Недолжно прятать их в подвале.
Сначала наказанием для Ганса была совесть. Его травила мысль, что он неосознанно выволок Макса Ванденбурга на поверхность. Лизель видела, как совесть лежит подле Гансовой тарелки, когда он, не притрагиваясь к еде, сидел за столом, или стояла рядом на мосту через Ампер. Ганс больше не играл на аккордеоне. Его серебряноглазый оптимизм получил рану и обездвижел. Уже плохо, но это было только начало.
Однажды в среду в начале ноября в почтовый ящик бросили его подлинное наказание. С виду это была хорошая новость.
— В Партию? — переспросила Роза. — Я думала, ты им не нужен.
— Так и было.
Папа сел и перечитал письмо.
Его не отдают под трибунал за подрывную деятельность и укрывание евреев, ничего подобного. Его награждают, как, по крайней мере, показалось бы многим. Как такое возможно?
— Тут должно быть что-то еще.
Именно.
В пятницу пришла повестка — Ганса Хубермана призывают в немецкую армию. Член Партии должен быть счастлив внести свой вклад в ратный подвиг страны, говорилось в бумаге. А если он не счастлив, то, разумеется, будут последствия.
Лизель только что вернулась от фрау Хольцапфель. В кухне было тяжко от суповых паров и пустых лиц Ганса и Розы Хуберман. Папа сидел. Мама стояла над ним, а суп уже пригорал.
— Господи, только бы не в Россию, — сказал Папа.
— Мама, суп горит.
— Что?
Лизель метнулась по кухне и сняла суп с огня.
— Суп. — Успешно спасши кастрюлю, Лизель обернулась и посмотрела на приемных родителей. Лица — как вымершие города. — Пап, что случилось?
Ганс подал ей бумагу, Лизель стала читать, и у нее затряслись руки. Слова, с силой вбитые в лист.
Вообще-то эта машинка привиделась Лизель позже, когда она стала писать. Она задумалась, сколько таких писем было разослано в наказание Гансам Хуберманам и Алексам Штайнерам всей Германии — тем, кто помогал беспомощным и отказывался отдать своих детей.
Это был признак растущего отчаяния немецкой армии.
Она терпела поражение в России.
Немецкие города бомбили.
Нужно было все больше солдат, как и способов их вербовки, и в большинстве случаев худшие из возможных задач доставались худшим из всех призванных.

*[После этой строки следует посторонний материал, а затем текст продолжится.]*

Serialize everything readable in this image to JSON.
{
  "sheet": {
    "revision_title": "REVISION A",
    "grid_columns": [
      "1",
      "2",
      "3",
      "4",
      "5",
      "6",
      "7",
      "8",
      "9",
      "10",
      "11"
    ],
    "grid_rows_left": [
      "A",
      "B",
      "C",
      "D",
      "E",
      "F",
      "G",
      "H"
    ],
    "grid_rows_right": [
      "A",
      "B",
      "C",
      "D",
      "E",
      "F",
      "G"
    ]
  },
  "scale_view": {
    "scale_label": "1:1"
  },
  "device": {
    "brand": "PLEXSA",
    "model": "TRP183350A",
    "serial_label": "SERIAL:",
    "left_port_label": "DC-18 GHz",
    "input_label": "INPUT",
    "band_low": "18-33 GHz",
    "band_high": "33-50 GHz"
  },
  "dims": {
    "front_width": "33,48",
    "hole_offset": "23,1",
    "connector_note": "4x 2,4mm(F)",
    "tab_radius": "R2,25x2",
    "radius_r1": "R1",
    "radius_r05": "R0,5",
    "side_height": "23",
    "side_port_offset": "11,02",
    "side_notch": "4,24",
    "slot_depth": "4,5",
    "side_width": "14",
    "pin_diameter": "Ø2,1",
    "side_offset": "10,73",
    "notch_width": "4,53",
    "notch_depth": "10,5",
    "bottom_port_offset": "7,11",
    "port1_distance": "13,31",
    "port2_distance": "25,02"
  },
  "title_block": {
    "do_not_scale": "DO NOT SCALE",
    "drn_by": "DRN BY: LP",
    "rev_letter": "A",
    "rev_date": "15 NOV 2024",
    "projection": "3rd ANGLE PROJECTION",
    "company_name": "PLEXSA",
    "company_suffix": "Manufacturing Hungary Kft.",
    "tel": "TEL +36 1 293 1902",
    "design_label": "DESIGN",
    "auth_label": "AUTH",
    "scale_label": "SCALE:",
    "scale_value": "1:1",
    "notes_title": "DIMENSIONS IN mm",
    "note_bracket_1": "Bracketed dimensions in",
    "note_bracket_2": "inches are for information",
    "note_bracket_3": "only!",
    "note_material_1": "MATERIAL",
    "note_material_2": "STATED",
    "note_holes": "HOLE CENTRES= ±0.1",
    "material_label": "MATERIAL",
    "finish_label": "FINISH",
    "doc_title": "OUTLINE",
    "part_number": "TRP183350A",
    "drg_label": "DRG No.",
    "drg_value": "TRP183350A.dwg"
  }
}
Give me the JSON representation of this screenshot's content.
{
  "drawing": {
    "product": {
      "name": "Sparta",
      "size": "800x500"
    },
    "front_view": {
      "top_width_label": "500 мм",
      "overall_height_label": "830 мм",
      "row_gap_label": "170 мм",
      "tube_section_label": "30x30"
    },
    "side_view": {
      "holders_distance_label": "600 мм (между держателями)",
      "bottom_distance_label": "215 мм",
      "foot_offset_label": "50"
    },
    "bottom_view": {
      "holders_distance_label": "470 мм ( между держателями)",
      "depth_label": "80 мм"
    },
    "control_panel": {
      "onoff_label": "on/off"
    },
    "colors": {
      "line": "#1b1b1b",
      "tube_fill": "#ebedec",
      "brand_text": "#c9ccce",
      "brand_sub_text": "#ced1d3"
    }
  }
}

Бегая глазами по строчкам, Лизель видела дерево стола через пробитые насквозь кругляши букв. Слова вроде «обязательно» или «долг» были вколочены в бумагу. Нажат спусковой крючок слюны. Нужно стошнить.
— Что это?
Папа отвечал тихо:
— Я думал, что научил тебя читать, девочка моя. — Ни досады, ни ехидства. Голос пустоты, под стать Гансову лицу.
Тогда Лизель посмотрела на Маму.
Под правым глазом у Розы был маленький разрыв, и в минуту ее картонное лицо прорвалось. Не по середине, а справа. Вскоробилось вдоль щеки по дуге, до самого подбородка.